The average cost of renting an apartment in France dropped 1.1 percent in 2015 and has shrunk by a further 0.8 percent since January this year, according to a study by Clameur, a market analysis company specializing in the French housing market and working with the country's nine main property businesses.
The drop in rents has been noticed in 54.1 percent of towns with over 10,000 residents and in 70 percent of France’s cities and large towns (defined as those with over 148,000 residents), Clameur's annual study, published on Wednesday, revealed.
The cities with the most dramatic drop were Reims in the north-east, where rent sunk by 3.8 percent and Paris, where the famously high rents have seen a 3.3 percent drop after decreasing by 1.3 percent over the course of 2015.
Numerous other cities have seen relatively steep drops in rent this year: Nantes (-2 percent), Nice (-1.4 percent) and Saint-Étienne (-1,1 percent).

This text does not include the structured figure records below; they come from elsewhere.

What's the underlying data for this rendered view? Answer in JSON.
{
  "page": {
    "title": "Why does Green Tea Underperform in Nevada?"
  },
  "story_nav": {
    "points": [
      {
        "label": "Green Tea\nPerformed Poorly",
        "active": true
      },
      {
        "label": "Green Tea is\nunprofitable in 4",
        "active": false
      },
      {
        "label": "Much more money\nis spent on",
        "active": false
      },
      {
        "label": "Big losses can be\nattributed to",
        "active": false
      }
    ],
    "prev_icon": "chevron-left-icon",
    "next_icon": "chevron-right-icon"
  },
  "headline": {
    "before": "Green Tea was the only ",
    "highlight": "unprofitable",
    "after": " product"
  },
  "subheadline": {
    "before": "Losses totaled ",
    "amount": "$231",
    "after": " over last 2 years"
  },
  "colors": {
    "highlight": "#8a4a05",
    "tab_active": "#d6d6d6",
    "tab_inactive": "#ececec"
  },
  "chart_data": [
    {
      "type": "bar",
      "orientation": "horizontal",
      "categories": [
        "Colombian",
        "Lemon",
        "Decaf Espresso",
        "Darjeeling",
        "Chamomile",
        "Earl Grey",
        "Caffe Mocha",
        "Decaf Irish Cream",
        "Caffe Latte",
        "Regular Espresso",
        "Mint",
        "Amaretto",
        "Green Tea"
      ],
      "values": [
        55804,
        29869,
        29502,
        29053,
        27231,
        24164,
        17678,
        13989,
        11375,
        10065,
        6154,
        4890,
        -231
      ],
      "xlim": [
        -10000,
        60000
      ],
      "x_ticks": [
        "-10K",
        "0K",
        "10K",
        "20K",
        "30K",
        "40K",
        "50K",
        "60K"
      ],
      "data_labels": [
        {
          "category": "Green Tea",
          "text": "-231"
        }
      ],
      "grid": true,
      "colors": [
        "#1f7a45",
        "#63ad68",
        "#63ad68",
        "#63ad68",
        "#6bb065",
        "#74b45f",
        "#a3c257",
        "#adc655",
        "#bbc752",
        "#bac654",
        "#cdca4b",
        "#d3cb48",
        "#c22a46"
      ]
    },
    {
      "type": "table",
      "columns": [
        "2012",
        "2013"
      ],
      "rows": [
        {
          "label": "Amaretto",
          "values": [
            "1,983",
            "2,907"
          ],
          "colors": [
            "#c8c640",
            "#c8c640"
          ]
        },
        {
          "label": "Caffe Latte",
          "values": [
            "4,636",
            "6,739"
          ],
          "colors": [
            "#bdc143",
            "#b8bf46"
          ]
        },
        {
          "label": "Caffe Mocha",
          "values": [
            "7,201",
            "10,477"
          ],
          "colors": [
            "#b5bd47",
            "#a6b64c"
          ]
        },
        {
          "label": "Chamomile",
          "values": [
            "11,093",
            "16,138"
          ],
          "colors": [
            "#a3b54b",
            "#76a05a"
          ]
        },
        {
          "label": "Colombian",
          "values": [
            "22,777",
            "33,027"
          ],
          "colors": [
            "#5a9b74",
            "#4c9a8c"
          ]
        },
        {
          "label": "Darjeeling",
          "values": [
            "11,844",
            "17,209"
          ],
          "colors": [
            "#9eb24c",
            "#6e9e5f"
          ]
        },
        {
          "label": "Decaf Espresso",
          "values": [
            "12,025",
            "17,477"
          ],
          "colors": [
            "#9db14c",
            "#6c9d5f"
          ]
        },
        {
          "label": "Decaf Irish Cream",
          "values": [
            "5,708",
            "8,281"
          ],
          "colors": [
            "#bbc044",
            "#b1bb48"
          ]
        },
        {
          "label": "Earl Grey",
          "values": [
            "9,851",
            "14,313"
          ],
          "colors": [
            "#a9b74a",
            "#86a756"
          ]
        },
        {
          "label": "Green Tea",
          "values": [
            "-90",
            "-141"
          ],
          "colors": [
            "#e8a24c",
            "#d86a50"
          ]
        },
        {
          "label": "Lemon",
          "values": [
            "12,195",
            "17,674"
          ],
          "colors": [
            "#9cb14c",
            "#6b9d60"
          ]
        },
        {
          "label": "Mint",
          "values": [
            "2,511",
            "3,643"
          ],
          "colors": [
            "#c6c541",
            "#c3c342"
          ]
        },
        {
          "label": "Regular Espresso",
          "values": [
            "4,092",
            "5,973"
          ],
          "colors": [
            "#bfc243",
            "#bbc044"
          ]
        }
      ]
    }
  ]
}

The cities where rent got more expensive were Strasbourg (1.3 percent), Grenoble (0.6 percent) and Lyon (0.5 percent).
Surprisingly, it is the larger apartments which have declined by the largest amount, having increased steadily since the early 2000s.
In the first two months of the year, four-room apartments have got 1.6 percent cheaper on average, compared to three-room apartments which saw rent decline by 0.9 percent, two-rooms by 0.5 percent and studios by 1 percent.
The study noted that it is common for rents to decline in the winter months as there is less demand for relocation, however the continuation of the decline in early 2016 is a positive sign for renters and marks a break with previous years, which have seen average rents creep back up at the start of the year.